Manager John Gibbons shared that sentiment after the defeat, which dropped the Jays (44-46) 11 games behind Boston (55-35) in the American League East. Gibbons was upset that McGowan threw his breaking pitch out of the equation, which downgraded the 25-year-old starter's repertoire to a fastball, changeup and an inconsistent slider.
"He really never could get anything established," Gibbons said. "I didn't think he did a very good job of using all his pitches. By that I mean breaking balls, which is a big pitch for him. He was pretty much limited to fastball and changeup."
The curve has been an important factor behind the success McGowan has experienced since moving into Toronto's rotation at the beginning of May. When the right-hander has a good feel for the sharp pitch, it helps offset his overpowering fastball and keeps opposing batters guessing -- much as they did during McGowan's complete-game one-hitter on June 24.
McGowan practiced snapping his curve in the bullpen before taking the mound against Boston, but he wasn't satisfied with how the pitch was working. He attempted to use the breaking ball again over the first few few innings, but found that the pitch was sailing outside the strike zone.
"I tried to get on the mound and throw a couple, but it just wasn't there," he said. "It was one of those things that just went away."
That didn't stop catcher Gregg Zaun from calling for curveballs as the game wore on. Even after McGowan decided against using it, Zaun tried to convince the pitcher to give it another shot. Instead, McGowan opted against going with the veteran catcher's signals.
"He threw it down," said McGowan, referring to Zaun's signs. "I was the one who shook it off. In my mind, I was thinking I didn't want to put myself further behind in the counts with it."
The absence of a strong curveball helped the Red Sox pounce on McGowan, who exited after giving up eight hits in five-plus frames. In the first inning, the right-hander fell into a 3-0 hole against Boston slugger David Ortiz, who then drilled a fastball over the short wall in right for a solo shot -- his first homer at Fenway since April 21.
"That's a tough situation," McGowan said. "You know in the back of your mind it's 3-0 and there's a good possibility he might swing. Then again, you don't want to four-pitch-walk him right there in the first inning. It was one of those situations where you had to throw it and throw a strike. He hit it."
Ortiz wasn't the only left-handed batter to take advantage of McGowan's limited approach. Coco Crisp, Eric Hinske and Jason Varitek combined with Ortiz to go 5-for-10 with one double, one triple and three home runs, driving in six runs off McGowan.
Entering the game, McGowan had limited lefties to a .254 batting average. He had also given up just two homers in his previous 10 starts, and only four this season. All seven of the moon shots McGowan has given up this year have been against left-handers, though.

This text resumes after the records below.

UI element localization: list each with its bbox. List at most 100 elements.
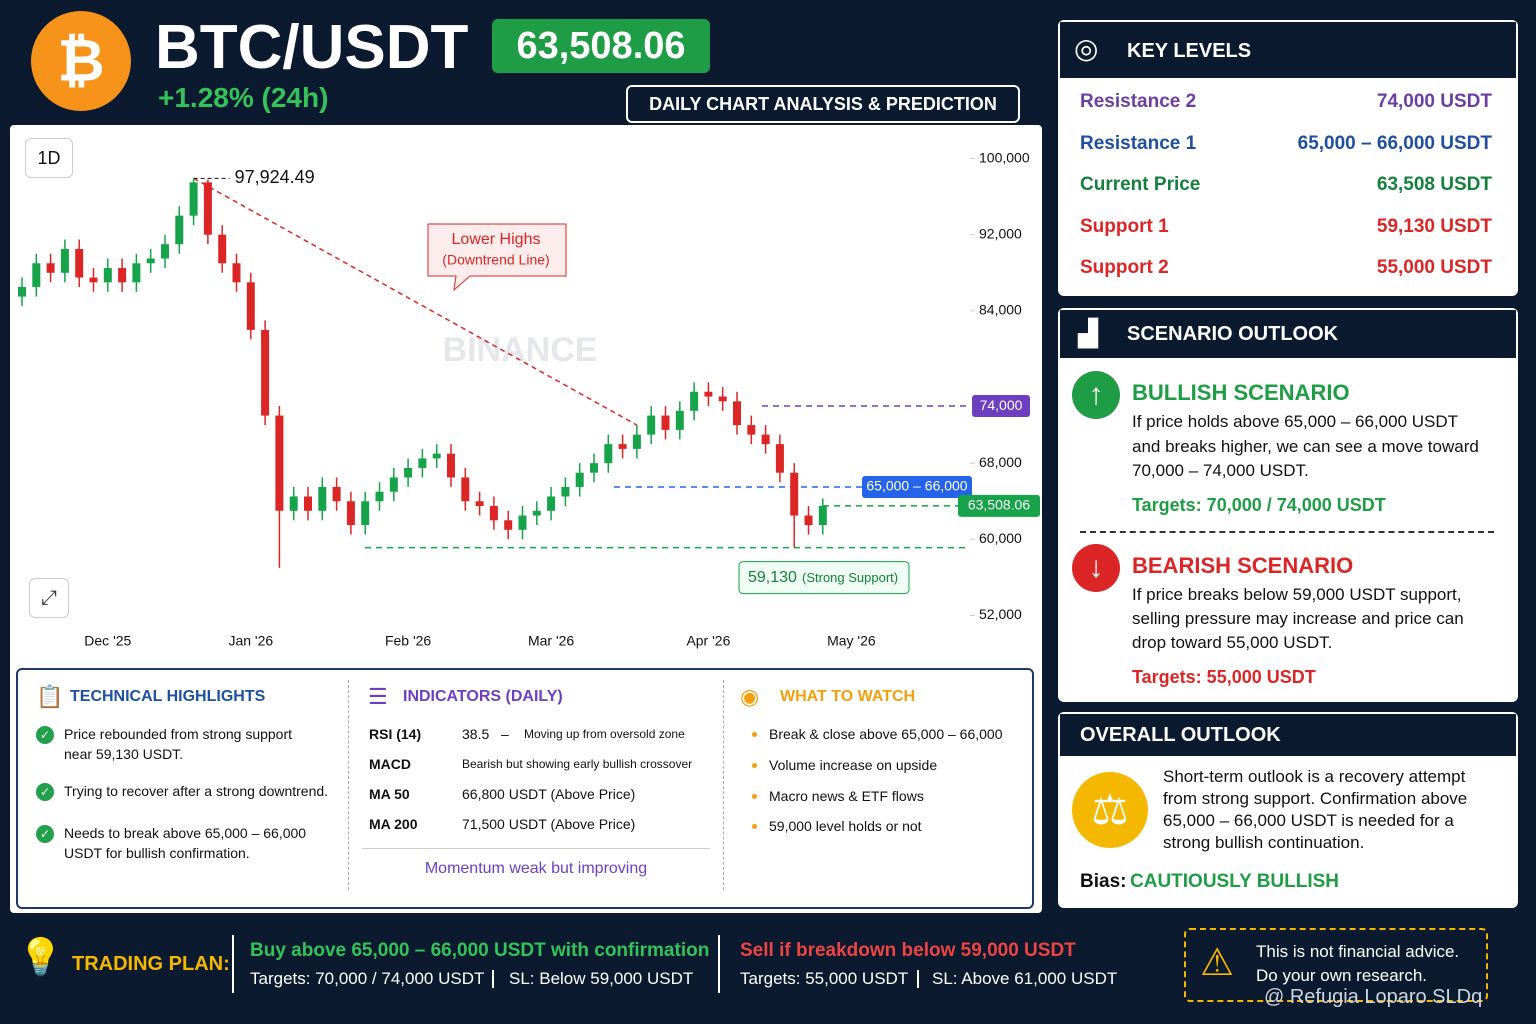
change: +1.28% (24h) [158,82,329,113]
x-tick-label: Feb '26 [385,633,431,649]
candle-body [618,444,627,449]
highlight-line: near 59,130 USDT. [64,746,184,762]
x-tick-label: Dec '25 [84,633,131,649]
candle-body [361,501,370,526]
pair: BTC/USDT [155,13,469,82]
candlestick-chart: BINANCE 52,000 60,000 68,000 84,000 92,000 10… [18,149,1040,649]
level-badge [972,395,1030,418]
candle-body [232,263,241,283]
level-label: 63,508.06 [968,497,1030,513]
watermark: BINANCE [443,331,598,369]
panel-title: OVERALL OUTLOOK [1080,724,1281,746]
eye-icon: ◉ [740,684,760,709]
level-value: 59,130 USDT [1376,215,1492,237]
candle-body [261,329,270,416]
candle-body [404,467,413,478]
candle-body [89,277,98,283]
annotation-bubble [427,223,567,292]
panel-header [1060,22,1516,78]
candle-body [489,506,498,521]
bullish-text: 70,000 – 74,000 USDT. [1132,461,1309,480]
candle-body [604,444,613,464]
up-icon: ↑ [1072,371,1120,419]
scenario-panel [1058,308,1518,702]
overall-text: strong bullish continuation. [1163,833,1365,852]
candle-body [146,258,155,264]
bullet [752,824,757,829]
indicator-name: MACD [369,756,411,772]
candle-body [132,263,141,283]
candle-body [818,505,827,526]
separator [1080,531,1494,533]
candle-body [118,268,127,283]
bullish-text: If price holds above 65,000 – 66,000 USD… [1132,412,1459,431]
expand-button[interactable]: ⤢ [29,578,69,618]
candle-body [189,182,198,216]
candle-body [432,453,441,459]
candle-body [775,444,784,473]
indicator-name: MA 200 [369,816,418,832]
disclaimer: Do your own research. [1256,966,1428,985]
watch-item: 59,000 level holds or not [769,818,922,834]
bias: CAUTIOUSLY BULLISH [1130,871,1340,892]
clipboard-icon: 📋 [36,684,64,709]
indicator-value: 38.5 [462,726,490,742]
level-value: 65,000 – 66,000 USDT [1297,132,1492,154]
bias-label: Bias: [1080,871,1127,892]
sell-line: Sell if breakdown below 59,000 USDT [740,940,1076,961]
candle-body [704,391,713,397]
candle-body [389,477,398,492]
chart-icon: ▟ [1078,318,1098,348]
y-tick-label: 52,000 [979,606,1022,622]
bullish-targets: Targets: 70,000 / 74,000 USDT [1132,495,1386,515]
y-tick-label: 68,000 [979,454,1022,470]
candle-body [218,234,227,264]
annotation-title: Lower Highs [452,231,541,248]
candle-body [275,415,284,511]
candle-body [175,215,184,245]
watch-item: Volume increase on upside [769,757,938,773]
level-badge [958,494,1040,517]
y-tick-label: 60,000 [979,530,1022,546]
separator [492,970,494,988]
divider [723,680,724,890]
y-tick-label: 100,000 [979,149,1030,165]
candle-body [561,486,570,497]
peak-label: 97,924.49 [235,167,315,187]
candle-body [718,396,727,402]
disclaimer: This is not financial advice. [1256,942,1460,961]
x-tick-label: May '26 [827,633,876,649]
scale-icon: ⚖ [1072,772,1148,848]
svg-text:₿: ₿ [57,28,104,93]
overall-text: Short-term outlook is a recovery attempt [1163,767,1466,786]
candle-body [690,391,699,411]
candle-body [661,415,670,430]
separator [362,848,710,849]
indicator-dash: – [501,726,509,742]
level-value: 55,000 USDT [1376,257,1492,278]
level-name: Current Price [1080,174,1201,195]
bearish-text: If price breaks below 59,000 USDT suppor… [1132,585,1462,604]
watch-item: Macro news & ETF flows [769,788,924,804]
footer-watermark: @ Refugia Loparo SLDq [1264,986,1483,1008]
bearish-text: selling pressure may increase and price … [1132,609,1464,628]
x-tick-label: Jan '26 [228,633,273,649]
timeframe[interactable]: 1D [25,138,73,178]
candle-body [289,496,298,511]
panel-title: SCENARIO OUTLOOK [1127,323,1339,345]
bullish-text: and breaks higher, we can see a move tow… [1132,437,1479,456]
separator [917,970,919,988]
candle-body [747,425,756,435]
disclaimer-box [1184,928,1488,1002]
panel-header [1060,714,1516,756]
candle-body [318,486,327,511]
level-name: Resistance 2 [1080,91,1197,112]
level-label: 74,000 [980,397,1023,413]
divider [232,935,234,993]
check-icon: ✓ [36,825,54,843]
bearish-title: BEARISH SCENARIO [1132,553,1354,578]
level-name: Support 1 [1080,215,1169,237]
indicator-note: Bearish but showing early bullish crosso… [462,757,693,771]
candle-body [246,282,255,330]
support-note: (Strong Support) [802,570,898,585]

"Those lefties on that team can really hit," he said. "They have a lot of power on that team, and they get paid to hit mistakes. Tonight they hit them."
Varitek's two-run blast in the sixth inning, which landed deep beyond the center-field wall and subsequently ended McGowan's evening, kicked off a five-run frame for Boston. It also effectively erased the work that Toronto's offense did against Red Sox starter Daisuke Matsuzaka.
The Blue Jays managed four runs -- three on homers of their own -- over six innings against the right-hander. Troy Glaus and Aaron Hill, who each finished a triple short of the cycle, both belted home runs off Matsuzaka, who gave up nine hits in the outing. Hill's blast knotted the score at 4 before McGowan's final mistake sent the Fenway faithful home happy.
As far as Gibbons was concerned, though, the night unraveled when McGowan stopped trusting in his curve.
"It's really something he's got to stay with," Gibbons said. "Eventually, usually, it clicks."